In mammals, neurons in the hippocampus [[38
], present data], olfactory bulb [56
], SCN [e.g. [55
]], and other brain regions [54
] have now been shown to generate oscillations in circadian gene expression. This pool of data contributes to the view that the circadian system is comprised of multiple oscillatory components, with the role of the SCN being a master timer synchronizing these disparate cell populations [e.g. [57
]]. With this new view of clock genes and circadian organization, it becomes critical to determine the tissue-specific function of these genes.

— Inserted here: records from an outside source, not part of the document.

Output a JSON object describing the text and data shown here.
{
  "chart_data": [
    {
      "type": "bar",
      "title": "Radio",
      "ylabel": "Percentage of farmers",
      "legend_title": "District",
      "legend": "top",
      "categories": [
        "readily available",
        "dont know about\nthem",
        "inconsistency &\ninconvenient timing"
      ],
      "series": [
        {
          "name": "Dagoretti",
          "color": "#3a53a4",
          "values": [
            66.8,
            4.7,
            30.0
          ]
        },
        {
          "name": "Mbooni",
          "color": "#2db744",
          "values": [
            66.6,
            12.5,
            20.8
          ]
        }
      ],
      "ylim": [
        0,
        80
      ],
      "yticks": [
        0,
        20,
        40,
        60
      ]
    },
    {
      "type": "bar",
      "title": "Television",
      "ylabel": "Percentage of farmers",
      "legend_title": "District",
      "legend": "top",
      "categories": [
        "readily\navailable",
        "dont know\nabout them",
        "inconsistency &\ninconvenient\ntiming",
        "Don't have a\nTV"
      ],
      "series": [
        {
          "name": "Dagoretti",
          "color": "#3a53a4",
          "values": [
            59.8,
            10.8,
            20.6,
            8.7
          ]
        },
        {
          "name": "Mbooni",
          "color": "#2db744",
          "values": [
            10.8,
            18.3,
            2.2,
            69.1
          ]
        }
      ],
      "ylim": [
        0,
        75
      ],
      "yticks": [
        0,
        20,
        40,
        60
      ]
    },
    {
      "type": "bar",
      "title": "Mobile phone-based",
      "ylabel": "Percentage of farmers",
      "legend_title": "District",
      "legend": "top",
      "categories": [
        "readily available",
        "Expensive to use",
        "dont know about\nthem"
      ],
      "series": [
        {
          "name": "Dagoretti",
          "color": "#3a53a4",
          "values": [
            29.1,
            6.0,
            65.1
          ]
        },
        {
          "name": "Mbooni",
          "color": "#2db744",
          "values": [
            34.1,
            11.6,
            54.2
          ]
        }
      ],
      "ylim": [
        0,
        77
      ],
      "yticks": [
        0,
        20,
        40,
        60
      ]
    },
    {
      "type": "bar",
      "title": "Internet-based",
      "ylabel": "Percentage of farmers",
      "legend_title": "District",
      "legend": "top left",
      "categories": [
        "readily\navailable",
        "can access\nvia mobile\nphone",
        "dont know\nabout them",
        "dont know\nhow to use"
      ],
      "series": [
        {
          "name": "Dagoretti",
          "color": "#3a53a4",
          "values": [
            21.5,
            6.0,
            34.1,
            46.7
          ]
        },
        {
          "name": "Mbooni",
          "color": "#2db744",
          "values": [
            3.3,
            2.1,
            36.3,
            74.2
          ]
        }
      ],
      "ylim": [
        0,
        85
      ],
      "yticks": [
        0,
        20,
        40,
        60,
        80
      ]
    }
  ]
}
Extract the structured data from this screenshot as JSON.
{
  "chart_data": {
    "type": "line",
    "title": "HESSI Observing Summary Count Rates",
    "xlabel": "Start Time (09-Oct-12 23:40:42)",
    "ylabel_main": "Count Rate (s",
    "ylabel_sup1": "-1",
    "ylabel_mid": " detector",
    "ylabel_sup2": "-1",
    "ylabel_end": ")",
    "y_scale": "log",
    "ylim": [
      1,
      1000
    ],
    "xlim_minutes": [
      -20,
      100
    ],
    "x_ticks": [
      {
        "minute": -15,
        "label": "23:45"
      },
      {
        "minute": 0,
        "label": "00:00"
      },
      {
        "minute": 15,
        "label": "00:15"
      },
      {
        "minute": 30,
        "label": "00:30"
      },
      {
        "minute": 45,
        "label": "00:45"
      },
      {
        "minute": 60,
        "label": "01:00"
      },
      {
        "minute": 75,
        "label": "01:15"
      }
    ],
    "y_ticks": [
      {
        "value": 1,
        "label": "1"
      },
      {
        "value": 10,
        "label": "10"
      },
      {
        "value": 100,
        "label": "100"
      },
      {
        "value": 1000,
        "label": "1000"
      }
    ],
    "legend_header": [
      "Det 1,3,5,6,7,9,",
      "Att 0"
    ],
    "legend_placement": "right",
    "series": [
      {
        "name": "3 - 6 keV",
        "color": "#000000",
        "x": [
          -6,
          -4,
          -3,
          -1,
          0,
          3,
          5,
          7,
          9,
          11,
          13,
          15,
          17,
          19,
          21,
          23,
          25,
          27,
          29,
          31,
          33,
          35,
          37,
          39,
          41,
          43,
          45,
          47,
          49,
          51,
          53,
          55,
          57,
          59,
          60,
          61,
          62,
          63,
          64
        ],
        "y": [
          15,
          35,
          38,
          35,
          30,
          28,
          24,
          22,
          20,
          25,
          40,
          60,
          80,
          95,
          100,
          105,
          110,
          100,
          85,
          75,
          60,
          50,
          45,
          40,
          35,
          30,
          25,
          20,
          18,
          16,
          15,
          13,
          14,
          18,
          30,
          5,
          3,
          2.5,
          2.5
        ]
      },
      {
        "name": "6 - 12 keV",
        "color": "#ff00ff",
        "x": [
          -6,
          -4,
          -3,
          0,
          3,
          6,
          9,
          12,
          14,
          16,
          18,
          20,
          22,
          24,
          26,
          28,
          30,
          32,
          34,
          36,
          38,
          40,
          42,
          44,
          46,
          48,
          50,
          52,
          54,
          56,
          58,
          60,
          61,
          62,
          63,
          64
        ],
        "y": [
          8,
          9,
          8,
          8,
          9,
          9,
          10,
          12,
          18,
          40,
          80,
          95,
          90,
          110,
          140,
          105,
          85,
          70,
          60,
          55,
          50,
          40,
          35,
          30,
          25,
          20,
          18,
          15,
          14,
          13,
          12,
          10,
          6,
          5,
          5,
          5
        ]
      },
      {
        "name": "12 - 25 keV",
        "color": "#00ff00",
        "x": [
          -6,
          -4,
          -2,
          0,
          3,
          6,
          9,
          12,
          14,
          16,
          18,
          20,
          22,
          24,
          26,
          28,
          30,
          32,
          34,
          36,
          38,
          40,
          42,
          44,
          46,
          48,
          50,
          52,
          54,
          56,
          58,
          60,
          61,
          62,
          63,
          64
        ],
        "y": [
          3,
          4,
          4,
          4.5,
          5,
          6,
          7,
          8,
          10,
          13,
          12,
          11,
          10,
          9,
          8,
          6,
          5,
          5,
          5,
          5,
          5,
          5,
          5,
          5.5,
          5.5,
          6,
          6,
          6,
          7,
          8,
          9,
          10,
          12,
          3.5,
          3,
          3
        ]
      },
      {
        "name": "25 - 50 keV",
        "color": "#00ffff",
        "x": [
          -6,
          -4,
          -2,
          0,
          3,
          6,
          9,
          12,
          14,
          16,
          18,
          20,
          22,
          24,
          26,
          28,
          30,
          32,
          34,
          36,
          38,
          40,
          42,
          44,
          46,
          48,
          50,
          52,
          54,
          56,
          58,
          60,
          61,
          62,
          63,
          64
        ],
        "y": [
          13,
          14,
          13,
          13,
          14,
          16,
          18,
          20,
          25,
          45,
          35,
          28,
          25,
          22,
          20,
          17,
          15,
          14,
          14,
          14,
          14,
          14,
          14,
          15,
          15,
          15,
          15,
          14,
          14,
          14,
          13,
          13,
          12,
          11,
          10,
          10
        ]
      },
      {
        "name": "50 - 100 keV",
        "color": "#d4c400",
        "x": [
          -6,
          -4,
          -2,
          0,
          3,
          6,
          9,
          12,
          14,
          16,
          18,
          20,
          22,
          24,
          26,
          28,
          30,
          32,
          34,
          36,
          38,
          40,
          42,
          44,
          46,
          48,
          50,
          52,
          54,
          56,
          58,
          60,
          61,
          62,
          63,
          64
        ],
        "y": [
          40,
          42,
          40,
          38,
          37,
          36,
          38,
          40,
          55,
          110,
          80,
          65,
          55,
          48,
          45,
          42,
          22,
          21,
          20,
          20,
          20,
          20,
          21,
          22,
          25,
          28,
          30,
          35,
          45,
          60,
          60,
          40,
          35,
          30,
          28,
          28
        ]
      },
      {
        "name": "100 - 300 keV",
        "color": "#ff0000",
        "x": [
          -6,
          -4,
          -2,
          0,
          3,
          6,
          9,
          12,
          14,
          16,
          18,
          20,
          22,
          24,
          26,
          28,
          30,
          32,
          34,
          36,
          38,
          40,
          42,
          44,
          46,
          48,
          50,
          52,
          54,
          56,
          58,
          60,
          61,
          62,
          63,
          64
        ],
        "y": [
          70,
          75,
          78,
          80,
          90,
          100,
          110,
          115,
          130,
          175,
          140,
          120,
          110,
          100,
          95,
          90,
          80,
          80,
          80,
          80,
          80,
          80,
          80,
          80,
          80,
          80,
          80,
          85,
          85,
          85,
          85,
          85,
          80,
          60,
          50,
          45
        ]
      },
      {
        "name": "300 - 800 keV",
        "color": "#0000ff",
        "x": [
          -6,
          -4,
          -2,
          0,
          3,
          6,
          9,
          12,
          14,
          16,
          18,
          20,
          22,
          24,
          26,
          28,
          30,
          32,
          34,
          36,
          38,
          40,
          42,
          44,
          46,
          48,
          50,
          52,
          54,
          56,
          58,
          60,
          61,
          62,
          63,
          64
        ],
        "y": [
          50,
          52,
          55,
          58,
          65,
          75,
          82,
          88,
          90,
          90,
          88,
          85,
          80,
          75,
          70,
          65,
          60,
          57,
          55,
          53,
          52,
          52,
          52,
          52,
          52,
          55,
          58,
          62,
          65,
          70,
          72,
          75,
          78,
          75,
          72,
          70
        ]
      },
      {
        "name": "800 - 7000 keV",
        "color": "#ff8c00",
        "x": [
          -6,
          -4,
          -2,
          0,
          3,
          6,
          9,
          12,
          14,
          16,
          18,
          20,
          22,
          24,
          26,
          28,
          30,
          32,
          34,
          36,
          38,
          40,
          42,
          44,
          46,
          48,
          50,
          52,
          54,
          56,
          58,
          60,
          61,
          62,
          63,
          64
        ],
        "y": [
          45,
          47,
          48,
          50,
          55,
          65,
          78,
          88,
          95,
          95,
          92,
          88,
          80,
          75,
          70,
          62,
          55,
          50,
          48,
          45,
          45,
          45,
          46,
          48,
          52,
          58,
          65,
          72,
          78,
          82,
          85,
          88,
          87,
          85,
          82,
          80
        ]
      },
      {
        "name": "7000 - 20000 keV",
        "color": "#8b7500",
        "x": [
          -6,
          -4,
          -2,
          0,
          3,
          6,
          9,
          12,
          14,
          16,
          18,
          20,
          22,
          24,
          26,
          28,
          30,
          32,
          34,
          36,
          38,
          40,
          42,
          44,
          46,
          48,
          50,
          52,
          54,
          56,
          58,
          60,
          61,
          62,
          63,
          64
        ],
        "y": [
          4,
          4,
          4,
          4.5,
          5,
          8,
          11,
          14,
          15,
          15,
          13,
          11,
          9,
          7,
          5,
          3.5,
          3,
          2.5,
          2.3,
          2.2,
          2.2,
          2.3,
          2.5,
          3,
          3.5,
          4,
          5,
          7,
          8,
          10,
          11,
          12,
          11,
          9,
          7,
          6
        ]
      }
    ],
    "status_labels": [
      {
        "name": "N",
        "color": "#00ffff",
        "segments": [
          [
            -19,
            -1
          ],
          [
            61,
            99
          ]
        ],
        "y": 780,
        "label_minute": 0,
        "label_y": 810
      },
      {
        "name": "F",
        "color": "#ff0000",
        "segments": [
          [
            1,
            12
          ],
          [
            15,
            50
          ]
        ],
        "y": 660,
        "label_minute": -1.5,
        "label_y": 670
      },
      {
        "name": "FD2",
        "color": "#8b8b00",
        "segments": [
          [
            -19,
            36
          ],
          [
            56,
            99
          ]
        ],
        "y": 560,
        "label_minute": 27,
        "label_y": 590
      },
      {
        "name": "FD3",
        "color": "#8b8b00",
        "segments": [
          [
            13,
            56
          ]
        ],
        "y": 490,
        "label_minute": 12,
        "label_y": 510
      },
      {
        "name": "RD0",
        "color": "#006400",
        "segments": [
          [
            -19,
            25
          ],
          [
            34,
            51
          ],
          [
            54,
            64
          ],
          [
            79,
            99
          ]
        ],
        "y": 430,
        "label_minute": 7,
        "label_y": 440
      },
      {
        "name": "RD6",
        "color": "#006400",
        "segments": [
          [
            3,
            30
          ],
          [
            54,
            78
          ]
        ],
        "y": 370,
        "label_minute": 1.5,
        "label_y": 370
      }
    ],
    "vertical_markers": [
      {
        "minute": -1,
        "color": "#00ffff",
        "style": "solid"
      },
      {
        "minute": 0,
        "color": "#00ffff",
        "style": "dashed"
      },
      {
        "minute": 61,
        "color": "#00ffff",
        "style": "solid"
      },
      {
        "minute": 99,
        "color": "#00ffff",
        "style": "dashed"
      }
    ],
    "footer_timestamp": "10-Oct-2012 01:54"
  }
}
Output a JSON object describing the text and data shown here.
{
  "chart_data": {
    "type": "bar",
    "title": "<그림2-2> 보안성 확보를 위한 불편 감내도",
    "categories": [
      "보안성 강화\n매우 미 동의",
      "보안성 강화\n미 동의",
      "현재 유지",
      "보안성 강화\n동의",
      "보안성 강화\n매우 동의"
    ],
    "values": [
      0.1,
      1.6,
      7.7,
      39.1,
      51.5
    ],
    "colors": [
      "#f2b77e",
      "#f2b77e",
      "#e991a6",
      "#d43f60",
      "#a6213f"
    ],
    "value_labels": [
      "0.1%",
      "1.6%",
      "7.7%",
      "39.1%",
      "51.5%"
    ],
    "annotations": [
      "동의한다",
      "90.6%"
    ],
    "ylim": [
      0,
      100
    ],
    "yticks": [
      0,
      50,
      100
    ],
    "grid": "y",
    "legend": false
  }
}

Logically, local rhythms in clock gene expression could serve to control the temporal program of gene expression and physiology specific to the hippocampus, as recently demonstrated in liver [58
]. However, unfortunately, we still do not know much about the functional significance of clock gene expression outside of the SCN. The VIP-deficient mice with weakened rhythms in SCN electrical activity may represent an advantageous model to explore coupling between different circadian oscillators. Our data with contextual fear conditioning raise the possibility that these rhythms in recall or memory are only weakly coupled to core time-keeping mechanisms in the SCN.